Personal information
- Full name: Caoimhe Margaret Perdue
- Born: 4 May 2000 (age 26) Cashel, Ireland

Sport
- Sport: Field hockey
- Position: Defender

National team
- Years: Team / Caps / Goals
- 2019–2022: Ireland U–21 / 10 / (3)
- 2022–: Ireland / 0 / (0)

Medal record
Women's field hockey
Representing Ireland
FIH Nations Cup
| Silver medal – second place | 2023–24 Terrassa |  |

= Caoimhe Perdue =

Irish field hockey player

Caoimhe Perdue (born 4 May 2000) is a field hockey player from Ireland.

==Personal life==
Caoimhe Perdue was born and raised in Cashel, County Tipperary.
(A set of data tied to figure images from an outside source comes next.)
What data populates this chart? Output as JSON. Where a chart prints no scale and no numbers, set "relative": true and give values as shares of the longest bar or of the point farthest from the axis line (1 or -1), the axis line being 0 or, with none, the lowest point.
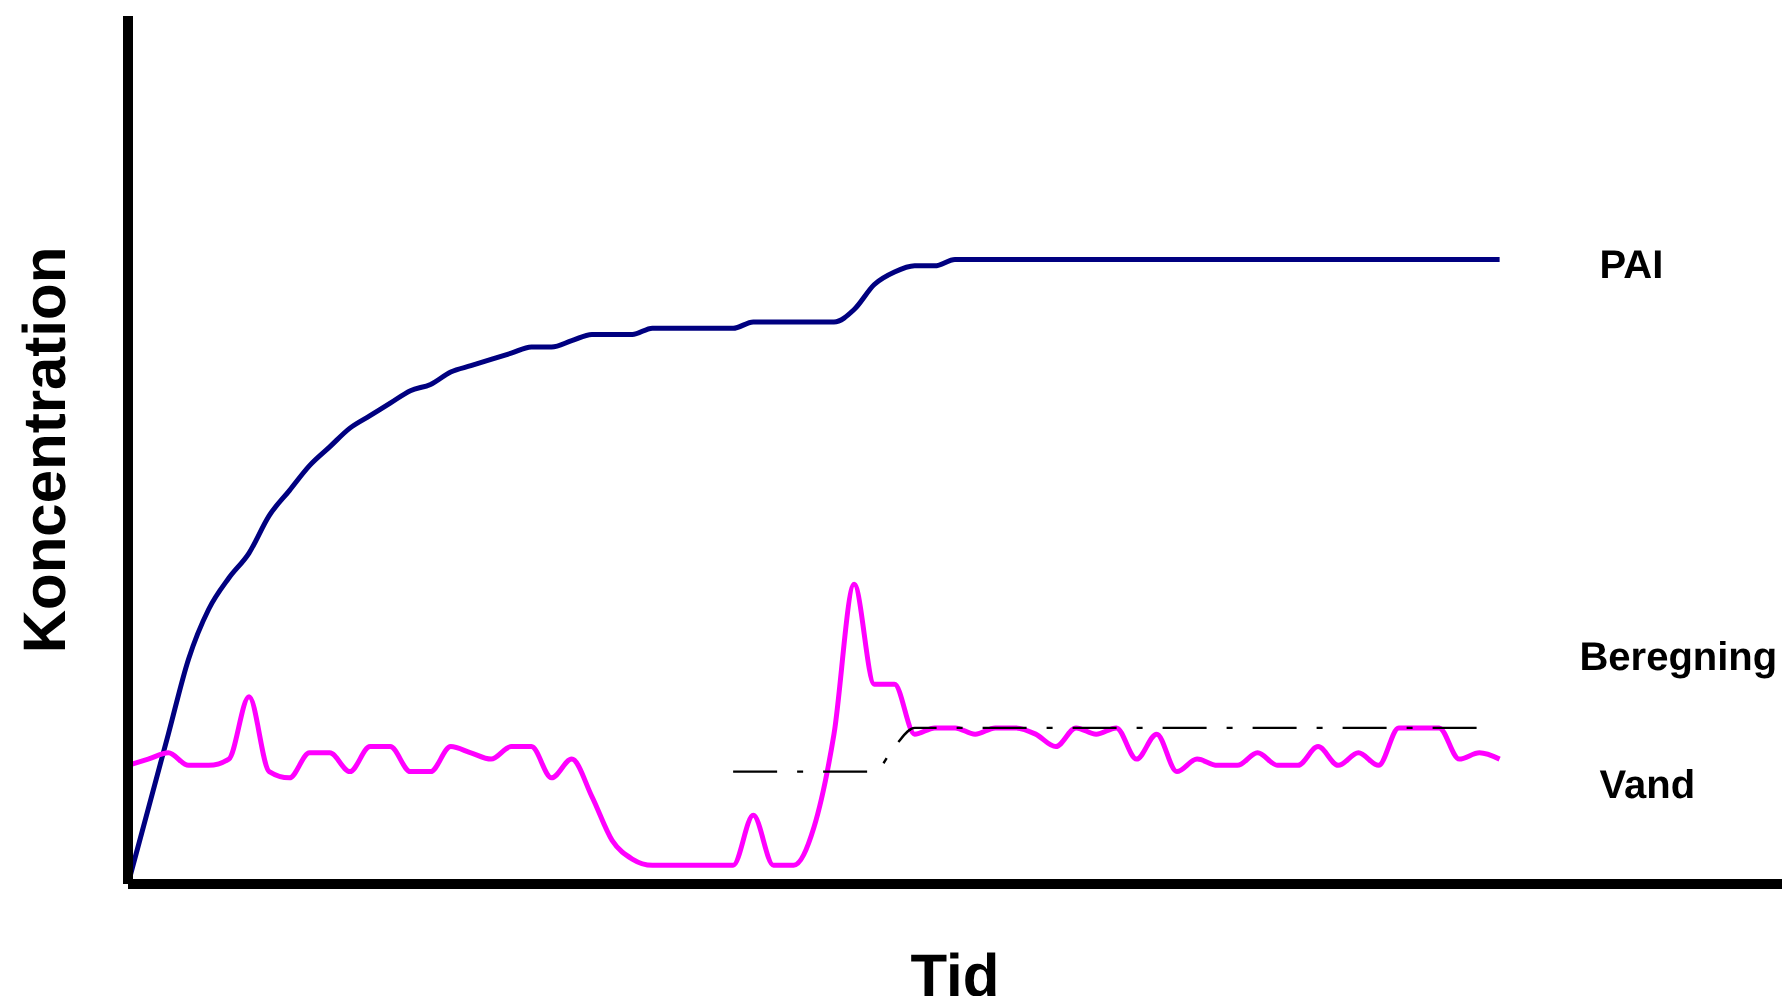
{
  "chart_data": {
    "type": "line",
    "relative": true,
    "xlabel": "Tid",
    "ylabel": "Koncentration",
    "legend": false,
    "grid": false,
    "marker": "none",
    "categories": [
      null,
      null,
      null,
      null,
      null,
      null,
      null,
      null,
      null,
      null,
      null,
      null,
      null,
      null,
      null,
      null,
      null,
      null,
      null,
      null,
      null,
      null,
      null,
      null,
      null,
      null,
      null,
      null,
      null,
      null,
      null,
      null,
      null,
      null,
      null,
      null,
      null,
      null,
      null,
      null,
      null,
      null,
      null,
      null,
      null,
      null,
      null,
      null,
      null,
      null,
      null,
      null,
      null,
      null,
      null,
      null,
      null,
      null,
      null,
      null,
      null,
      null,
      null,
      null,
      null,
      null,
      null,
      null,
      null,
      null,
      null,
      null,
      null,
      null,
      null,
      null,
      null,
      null,
      null,
      null,
      null,
      null,
      null
    ],
    "series": [
      {
        "name": "PAI",
        "color": "#000080",
        "line_style": "solid",
        "values": [
          0,
          0.12,
          0.24,
          0.36,
          0.44,
          0.49,
          0.53,
          0.59,
          0.63,
          0.67,
          0.7,
          0.73,
          0.75,
          0.77,
          0.79,
          0.8,
          0.82,
          0.83,
          0.84,
          0.85,
          0.86,
          0.86,
          0.87,
          0.88,
          0.88,
          0.88,
          0.89,
          0.89,
          0.89,
          0.89,
          0.89,
          0.9,
          0.9,
          0.9,
          0.9,
          0.9,
          0.92,
          0.96,
          0.98,
          0.99,
          0.99,
          1,
          1,
          1,
          1,
          1,
          1,
          1,
          1,
          1,
          1,
          1,
          1,
          1,
          1,
          1,
          1,
          1,
          1,
          1,
          1,
          1,
          1,
          1,
          1,
          1,
          1,
          1,
          1,
          null,
          null,
          null,
          null,
          null,
          null,
          null,
          null,
          null,
          null,
          null,
          null,
          null,
          null
        ]
      },
      {
        "name": "Vand",
        "color": "#ff00ff",
        "line_style": "solid",
        "values": [
          0.19,
          0.2,
          0.21,
          0.19,
          0.19,
          0.2,
          0.3,
          0.18,
          0.17,
          0.21,
          0.21,
          0.18,
          0.22,
          0.22,
          0.18,
          0.18,
          0.22,
          0.21,
          0.2,
          0.22,
          0.22,
          0.17,
          0.2,
          0.14,
          0.07,
          0.04,
          0.03,
          0.03,
          0.03,
          0.03,
          0.03,
          0.11,
          0.03,
          0.03,
          0.09,
          0.24,
          0.48,
          0.32,
          0.32,
          0.24,
          0.25,
          0.25,
          0.24,
          0.25,
          0.25,
          0.24,
          0.22,
          0.25,
          0.24,
          0.25,
          0.2,
          0.24,
          0.18,
          0.2,
          0.19,
          0.19,
          0.21,
          0.19,
          0.19,
          0.22,
          0.19,
          0.21,
          0.19,
          0.25,
          0.25,
          0.25,
          0.2,
          0.21,
          0.2,
          null,
          null,
          null,
          null,
          null,
          null,
          null,
          null,
          null,
          null,
          null,
          null,
          null,
          null
        ]
      },
      {
        "name": "Beregning",
        "color": "#000000",
        "line_style": "dashed",
        "values": [
          null,
          null,
          null,
          null,
          null,
          null,
          null,
          null,
          null,
          null,
          null,
          null,
          null,
          null,
          null,
          null,
          null,
          null,
          null,
          null,
          null,
          null,
          null,
          null,
          null,
          null,
          null,
          null,
          null,
          null,
          0.18,
          0.18,
          0.18,
          0.18,
          0.18,
          0.18,
          0.18,
          0.18,
          0.22,
          0.25,
          0.25,
          0.25,
          0.25,
          0.25,
          0.25,
          0.25,
          0.25,
          0.25,
          0.25,
          0.25,
          0.25,
          0.25,
          0.25,
          0.25,
          0.25,
          0.25,
          0.25,
          0.25,
          0.25,
          0.25,
          0.25,
          0.25,
          0.25,
          0.25,
          0.25,
          0.25,
          0.25,
          0.25,
          null,
          null,
          null,
          null,
          null,
          null,
          null,
          null,
          null,
          null,
          null,
          null,
          null,
          null,
          null
        ]
      }
    ]
  }
}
She is currently a student at University College Cork, where she studies Nutritional Sciences.

==Career==
===Under–21===
Perdue made her debut for the Ireland U–21 team in 2019 at the EuroHockey Junior Championship in Valencia.

In 2022, she captained the team at the FIH Junior World Cup in Potchefstroom.

===National team===
Following her successful career in the junior squad, Perdue was named in the national team for the 2022 FIH World Cup in Terrassa and Amsterdam.